Une volatilité accrue

Dans l’environnement actuel, quelque chose nous dérange. Depuis le début de l’année, les scénarios de reflation, puis d’inflation aux Etats-Unis ont alimenté les débats d’experts et d’investisseurs. La Réserve fédérale a longuement exprimé son point de vue sur le sujet. Nous savons donc tous que d’ici quelques semaines, nous serons confrontés à des publications de CPI élevés, proches de 3,5%. Etant donné que nous sommes tous prévenus et que le risque de publication de statistiques d’un tel niveau est déjà ancré dans tous les esprits, pourquoi devrait-on s’attendre, lorsqu’apparaîtra sur nos écrans Bloomberg ce fameux 3,5%, à un pic de volatilité sur les taux longs US et à de violentes remontées des rendements à 10 et 30 ans? Il ne devrait pas y avoir d’effet surprise, les investisseurs sont déjà positionnés en fonction de ce scénario et, dans le pire des cas, la Fed pourra agir sur les marchés afin d’éviter toute catastrophe. Cela dit, il est fort vraisemblable que nous assisterons malgré tout à la manifestation de ces exagérations temporaires. 

Au cours de la semaine écoulée, nous avons assisté
à une pause dans la correction des taux longs.

Dans une chronique récente, nous redoutions déjà que nos niveaux-clés de retour sur les taux longs US (à savoir 1,75% sur le 10 ans et 2,5% sur le 30 ans) puissent être allègrement dépassés à l’occasion de sell-offs au moment de la publication de statistiques d’inflation «hors norme» (si nous définissons comme «norme» les CPI des dernières années). Nous allons donc faire preuve de vigilance accrue et ne pas hésiter à investir de nouveau dans les taux longs nominaux américains. En attendant, au cours de la semaine écoulée, nous avons assisté à une pause dans la correction des taux longs. Le 10 ans a même atteint 1,59% mercredi et jeudi, repassant sous la barre des 1,60% pour la première fois depuis le 16 mars. Cette pause, a priori momentanée, est la bienvenue en cette fin de trimestre. Elle permet à la Fed de gagner un peu de temps, aux marchés actions de poursuivre une envolée qui a fêté ses 1 ans le 23 mars et aux gérants obligataires de souffler un peu avant le week-end Pascal!

La BCE «piégée» par les taux US

Après être remonté à -0,25% le 18 mars, le Bund a profité de l’accalmie sur les taux US pour fluctuer dans une zone -0,32% / -0,38%. Un peu de répit pour la BCE, c’est toujours bon à prendre mais, comme sur le marché des Treasuries, une vague de correction supplémentaire est tout à fait envisageable.
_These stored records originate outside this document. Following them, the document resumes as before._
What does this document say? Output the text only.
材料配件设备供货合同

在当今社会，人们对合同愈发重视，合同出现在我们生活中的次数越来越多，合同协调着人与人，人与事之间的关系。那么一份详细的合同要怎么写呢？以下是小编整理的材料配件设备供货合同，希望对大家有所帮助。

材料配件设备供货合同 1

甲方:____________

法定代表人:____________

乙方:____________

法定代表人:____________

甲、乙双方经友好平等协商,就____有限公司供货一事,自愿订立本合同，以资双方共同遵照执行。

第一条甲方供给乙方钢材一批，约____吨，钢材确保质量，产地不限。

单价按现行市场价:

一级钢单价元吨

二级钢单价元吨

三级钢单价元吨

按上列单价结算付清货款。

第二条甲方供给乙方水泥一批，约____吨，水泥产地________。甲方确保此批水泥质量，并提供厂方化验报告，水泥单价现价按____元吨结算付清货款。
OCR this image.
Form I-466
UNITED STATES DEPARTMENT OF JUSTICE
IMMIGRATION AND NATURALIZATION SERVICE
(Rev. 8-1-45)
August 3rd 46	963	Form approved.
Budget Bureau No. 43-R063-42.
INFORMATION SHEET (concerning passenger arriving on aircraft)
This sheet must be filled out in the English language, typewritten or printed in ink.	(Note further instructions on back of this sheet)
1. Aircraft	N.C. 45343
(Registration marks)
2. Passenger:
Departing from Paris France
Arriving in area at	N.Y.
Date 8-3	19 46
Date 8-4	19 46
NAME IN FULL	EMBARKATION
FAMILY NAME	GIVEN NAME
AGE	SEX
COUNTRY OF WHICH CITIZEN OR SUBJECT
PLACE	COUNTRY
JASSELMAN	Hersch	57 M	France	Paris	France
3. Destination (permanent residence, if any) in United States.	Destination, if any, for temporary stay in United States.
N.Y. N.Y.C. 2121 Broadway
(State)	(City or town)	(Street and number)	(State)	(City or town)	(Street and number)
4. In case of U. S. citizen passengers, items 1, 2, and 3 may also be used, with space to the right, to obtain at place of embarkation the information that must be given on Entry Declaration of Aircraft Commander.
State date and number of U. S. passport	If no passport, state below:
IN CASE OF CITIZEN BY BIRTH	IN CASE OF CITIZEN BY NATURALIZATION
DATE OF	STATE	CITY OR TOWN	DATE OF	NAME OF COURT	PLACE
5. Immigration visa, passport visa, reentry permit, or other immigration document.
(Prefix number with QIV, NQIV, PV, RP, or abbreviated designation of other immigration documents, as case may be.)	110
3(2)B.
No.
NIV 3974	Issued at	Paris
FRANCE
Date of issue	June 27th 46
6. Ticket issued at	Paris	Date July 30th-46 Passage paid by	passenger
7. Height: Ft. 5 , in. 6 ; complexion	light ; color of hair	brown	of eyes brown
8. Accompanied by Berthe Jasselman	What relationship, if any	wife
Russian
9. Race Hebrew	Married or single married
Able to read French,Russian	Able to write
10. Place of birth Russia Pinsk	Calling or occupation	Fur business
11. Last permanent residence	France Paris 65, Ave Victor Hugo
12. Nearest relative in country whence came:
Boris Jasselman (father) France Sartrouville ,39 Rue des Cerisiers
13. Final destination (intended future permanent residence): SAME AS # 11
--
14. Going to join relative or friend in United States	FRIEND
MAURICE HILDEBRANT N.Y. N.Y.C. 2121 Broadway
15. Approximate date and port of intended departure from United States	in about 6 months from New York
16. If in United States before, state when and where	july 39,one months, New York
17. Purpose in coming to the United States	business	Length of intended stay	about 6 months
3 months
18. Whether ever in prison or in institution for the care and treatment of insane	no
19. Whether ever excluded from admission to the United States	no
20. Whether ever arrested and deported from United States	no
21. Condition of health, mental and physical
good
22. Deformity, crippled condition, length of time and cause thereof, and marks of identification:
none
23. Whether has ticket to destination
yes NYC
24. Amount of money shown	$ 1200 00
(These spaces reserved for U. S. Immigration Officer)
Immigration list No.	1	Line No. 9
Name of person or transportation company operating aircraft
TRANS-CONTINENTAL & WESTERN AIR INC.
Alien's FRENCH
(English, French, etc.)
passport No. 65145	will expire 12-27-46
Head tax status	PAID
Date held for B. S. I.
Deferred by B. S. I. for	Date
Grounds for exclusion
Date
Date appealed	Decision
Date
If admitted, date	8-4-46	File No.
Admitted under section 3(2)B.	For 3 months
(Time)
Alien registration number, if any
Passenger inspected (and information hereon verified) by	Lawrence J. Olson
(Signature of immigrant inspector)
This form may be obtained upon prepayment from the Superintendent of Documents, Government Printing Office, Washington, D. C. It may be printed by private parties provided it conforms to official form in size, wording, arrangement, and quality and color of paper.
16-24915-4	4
Nous avons récemment vu passer des prévisions de taux allemand à 10 ans en fin d’année à +0,30% et à 1% dans un an. Ces niveaux, qu’il faudra bien revoir un jour ou l’autre pour le bien de tous, sont malheureusement incompatibles avec la situation économique actuelle de la zone euro. La croissance va repartir très lentement, beaucoup moins fortement qu’en Asie et aux Etats-Unis. 

L’inflation ne sera pas au rendez-vous, au grand dam de la BCE. Cette dernière doit donc faire preuve de doigté et tenter de convaincre les marchés qu’un découplage des taux européens avec les Treasuries est souhaitable et logique. Si les taux longs du vieux continent repartent à la hausse trop vite et trop fortement, cela pourrait remettre en cause le rebond attendu, qui est déjà trop faible. Il faut donc remettre à mi-2022 (si possible plutôt la fin de l’année) les anticipations de remontée du rendement du Bund et le PSPP va être l’outil privilégié par l’institution de Francfort pour casser l’effet d’entraînement des taux US. 

Un tapering de la BCE après mars 2022 serait du plus mauvais effet.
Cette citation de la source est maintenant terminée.